I write character-driven fiction. Meaning, the things that happen in the stories I write are determined in a large part by the characters themselves. Their quirks, their foibles, their dreams, their fears, their love, their loathing, their arrogance, their denials. I have to know the inner worlds of all of my characters in order to know how they will react to a given catalyst. The forks they choose determine the next stop along the road, which presents a new set of choices, then another, and another. Infinite possibilities.

Other authors will tell you they write plot-driven tales into which they drop a very carefully selected character. Neither method is better than the alternative. It all depends on what works for the author in question.

Whichever method you choose, it’s important to remember one thing about the characters you are creating: in another world—their world, however fictional—they are real. Or they should be. They have lives that revolve around them, lives filled with people they like, people they love, and people who rub them the wrong way for oh-so-many-reasons.

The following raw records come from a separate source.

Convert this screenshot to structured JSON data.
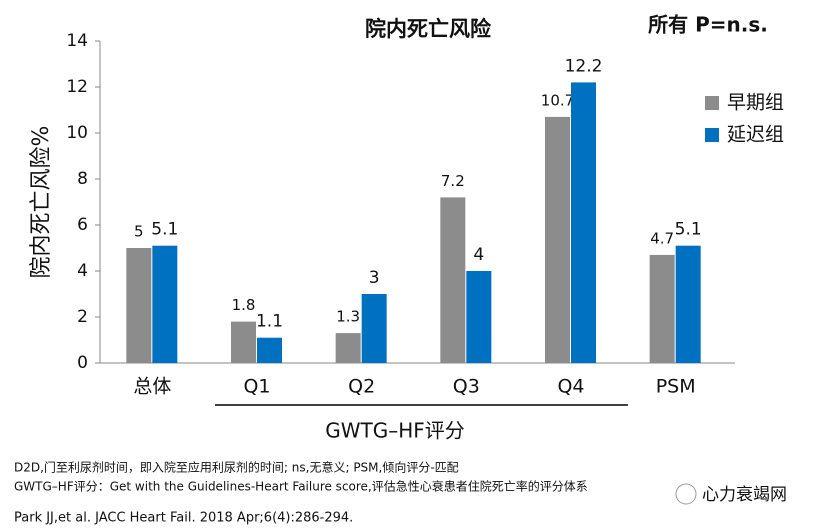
{
  "chart_data": {
    "type": "bar",
    "title": "院内死亡风险",
    "annotation": "所有 P=n.s.",
    "y_label": "院内死亡风险%",
    "categories": [
      "总体",
      "Q1",
      "Q2",
      "Q3",
      "Q4",
      "PSM"
    ],
    "group_label": "GWTG–HF评分",
    "series": [
      {
        "name": "早期组",
        "color": "#8c8c8c",
        "values": [
          5,
          1.8,
          1.3,
          7.2,
          10.7,
          4.7
        ]
      },
      {
        "name": "延迟组",
        "color": "#0070c0",
        "values": [
          5.1,
          1.1,
          3,
          4,
          12.2,
          5.1
        ]
      }
    ],
    "ylim": [
      0,
      14
    ],
    "yticks": [
      0,
      2,
      4,
      6,
      8,
      10,
      12,
      14
    ],
    "legend": "right"
  },
  "footnotes": [
    "D2D,门至利尿剂时间，即入院至应用利尿剂的时间; ns,无意义; PSM,倾向评分-匹配",
    "GWTG–HF评分：Get with the Guidelines-Heart Failure score,评估急性心衰患者住院死亡率的评分体系",
    "Park JJ,et al. JACC Heart Fail. 2018 Apr;6(4):286-294."
  ],
  "watermark": "心力衰竭网"
}
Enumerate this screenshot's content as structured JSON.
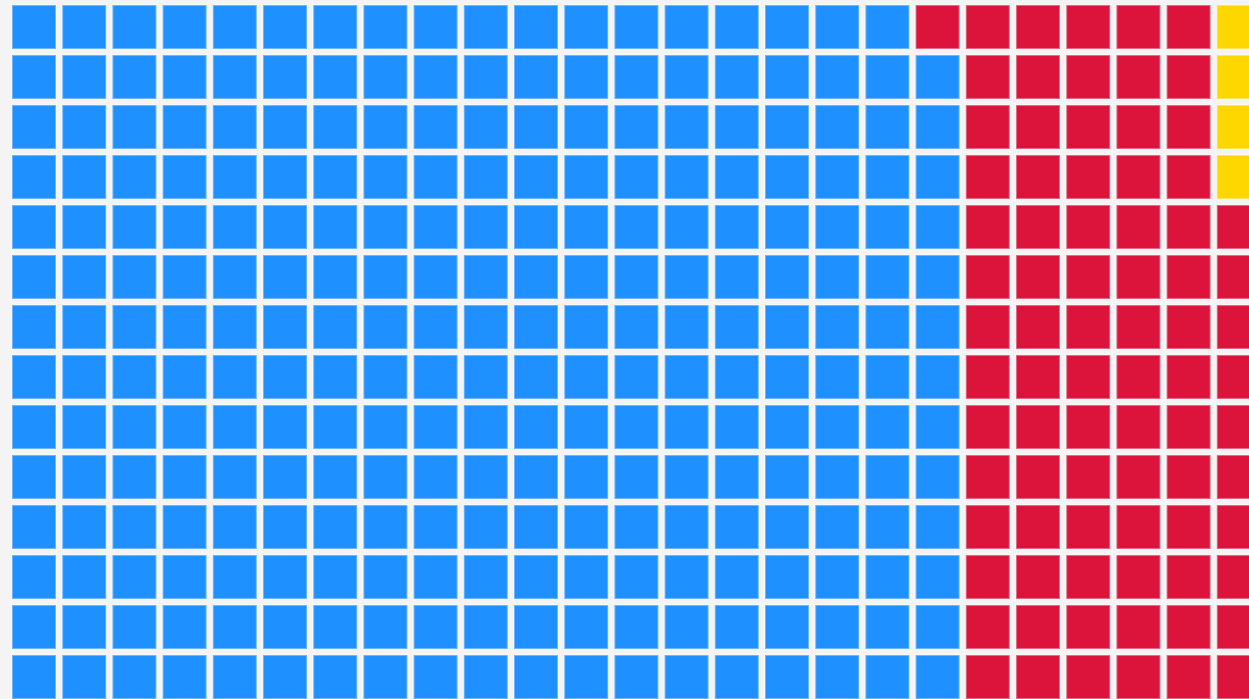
{
  "chart_data": {
    "type": "waffle",
    "series": [
      {
        "color": "#1e90ff",
        "value": 265
      },
      {
        "color": "#dc143c",
        "value": 81
      },
      {
        "color": "#ffd700",
        "value": 4
      }
    ]
  }
}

They have hopes for their future, dreams they have forgotten, and regrets that run too deep to be forgotten so easily. Early in her adult years, a woman might be in a maiden stage of her life, where love and the mating game rules her thoughts. The men she chooses to tarry with reflect back upon her, how she feels about herself and the way she fits into the world. Or perhaps she moves quickly into the mother stage, where nurturing and taking responsibility for those around her takes all of her time and energy. Is she married, and if so, what kind of man did she choose as her lifemate? Is he strong and protective, willing to risk life and limb and personal dreams in order to support his family? Or is he still stuck in a rut {pun intended, heh}, playing reindeer games best left to those without ties? What paths do they choose, together and separately? How do they relate to those around them, and why? Or perhaps your female lead is moving into the crone years. Her nest is empty of any children she’s raised, and her life might now be stretching before her. Is it filled with possibilities, or do her regrets swell to unbearable levels? Has her marriage stood the test of time, or is she alone, and how does she feel about it? Is she watching the world pass her by and wondering why she can’t fall into step, too? Or is she making her own way, taking time for herself, dreaming again the dreams she might have set aside?

So many possibilities.

As for me, the characters that whisper their tales in the night are why I am a writer. Their lives intrigue me enough to want to find out what happens next. Some characters are like best friends, others make me roll my eyes. The actions of a few make me cringe, while others make me want to shake my head and gnash my teeth. But always, their humanity is what I find most fascinating.

So, yeah. Paint mine in bright colors, please. Make them laugh. Make them cry. Make them rejoice. Make them regret. Make them happy, sad, reluctant, zealous, driven, alcoholic, workaholic, commitment-phobic, animal loving, meat-eating, nookie addicted, shopping frenzied, bill worried, what have you...

Just make ‘em real.

Love to all,

Mad {madly!}

1 comment:

AZ said...

This was fascinating. It's so wonderful to see an author as a real person with all sorts of this and that in her life. The little peek at your inner life was a treat!